Carta aberta a Lourenço Diaféria*
Dom Lourenço:
Sou um assíduo leitor. Leio tudo e continuamente. No banheiro, no ônibus, no quintal, na calçada; de madrugada, tarde, noite; livros, livretos, folhetins, revistas, cartazes, pichações, jornais, jornalecos, folhas soltas, propagandas, guias telefônicos, bulas, portas de banheiro e até uma ou outra palma da mão.
Sou um leitor.
Sou um leitor por imagem refletida, como num espelho ou numa montanha de ecos, pois o que eu queria mesmo era ser escritor. Vã esperança. Louco sonho. Não fui ou não aconteci, como se diz agora. Daí virei leitor; não virei, nasci leitor... Mas, desgraça minha – ou sorte –, não sou um leitor técnico, erudito, de análise. Não, não consigo sequer desvendar normas gramaticais, estilos, influências... Dir-se-ia leitor cru? E como não bastasse: gringo, estrangeiro, Tupac-Amaru. Sou apenas um glutão de imagens, sentimentos, emoções e vibrações. Sou um leitor de nó na garganta e lágrimas fáceis. Sinto nas palavras, por outros escritas, aquilo tudo que está dentro de mim, que queria expressar e não consigo; que sinto e não sei transmitir.

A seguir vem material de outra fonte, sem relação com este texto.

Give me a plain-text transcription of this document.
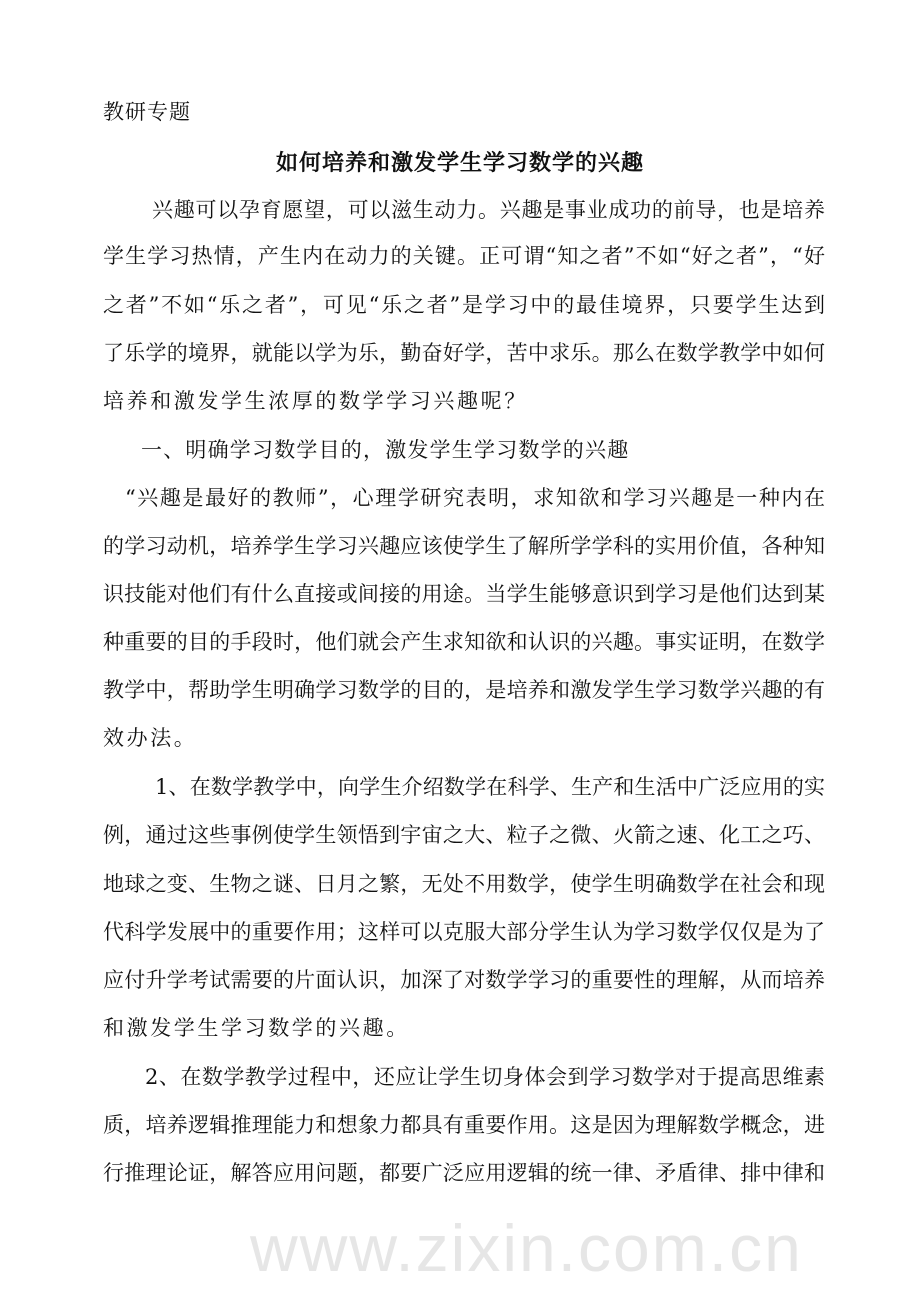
www.zixin.com.cn
教研专题
如何培养和激发学生学习数学的兴趣
兴趣可以孕育愿望，可以滋生动力。兴趣是事业成功的前导，也是培养
学生学习热情，产生内在动力的关键。正可谓“知之者”不如“好之者”，“好
之者”不如“乐之者”，可见“乐之者”是学习中的最佳境界，只要学生达到
了乐学的境界，就能以学为乐，勤奋好学，苦中求乐。那么在数学教学中如何
培养和激发学生浓厚的数学学习兴趣呢？
一、明确学习数学目的，激发学生学习数学的兴趣
“兴趣是最好的教师”，心理学研究表明，求知欲和学习兴趣是一种内在
的学习动机，培养学生学习兴趣应该使学生了解所学学科的实用价值，各种知
识技能对他们有什么直接或间接的用途。当学生能够意识到学习是他们达到某
种重要的目的手段时，他们就会产生求知欲和认识的兴趣。事实证明，在数学
教学中，帮助学生明确学习数学的目的，是培养和激发学生学习数学兴趣的有
效办法。
1、在数学教学中，向学生介绍数学在科学、生产和生活中广泛应用的实
例，通过这些事例使学生领悟到宇宙之大、粒子之微、火箭之速、化工之巧、
地球之变、生物之谜、日月之繁，无处不用数学，使学生明确数学在社会和现
代科学发展中的重要作用；这样可以克服大部分学生认为学习数学仅仅是为了
应付升学考试需要的片面认识，加深了对数学学习的重要性的理解，从而培养
和激发学生学习数学的兴趣。
2、在数学教学过程中，还应让学生切身体会到学习数学对于提高思维素
质，培养逻辑推理能力和想象力都具有重要作用。这是因为理解数学概念，进
行推理论证，解答应用问题，都要广泛应用逻辑的统一律、矛盾律、排中律和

Ah! Dom Lourenço... É a mesma coisa que ter um balão dentro da gente que vai enchendo de emoções, emoções, emoções, pronto a explodir, e, quando acontece, estoura o peito e espalha aquelas palavras todas – imagens e sentimentos – salpicando todos em volta, pintando-os todos multicolores, floridos, irmanando-os, tornando os homens mais humanos, mais compreensivos, mais amigos, mais altos, mais nobres e mais puros.
Sou um leitor. E como tal tenho um aferido e aguçado “sentimentômetro” de revoluções mil, de pique e médias, de luzes amarelas, verdes e vermelhas. E meu particular aparelho de medir sentimentos há muito não acusava pressão máxima. Há muito eu não sentia a faixa vermelha, o assobio estridente, a pulsação acelerada, o lacre de segurança quebrado, que anuncia próxima e inadiável explosão. Mas ao ler Morte sem colete o aparelho funcionou e senti em mim a caldeira de pressão, o rio sem barragem, a sombra fresca, cântaro na fonte, grito de liberdade, toque de recolher, queda e consciência...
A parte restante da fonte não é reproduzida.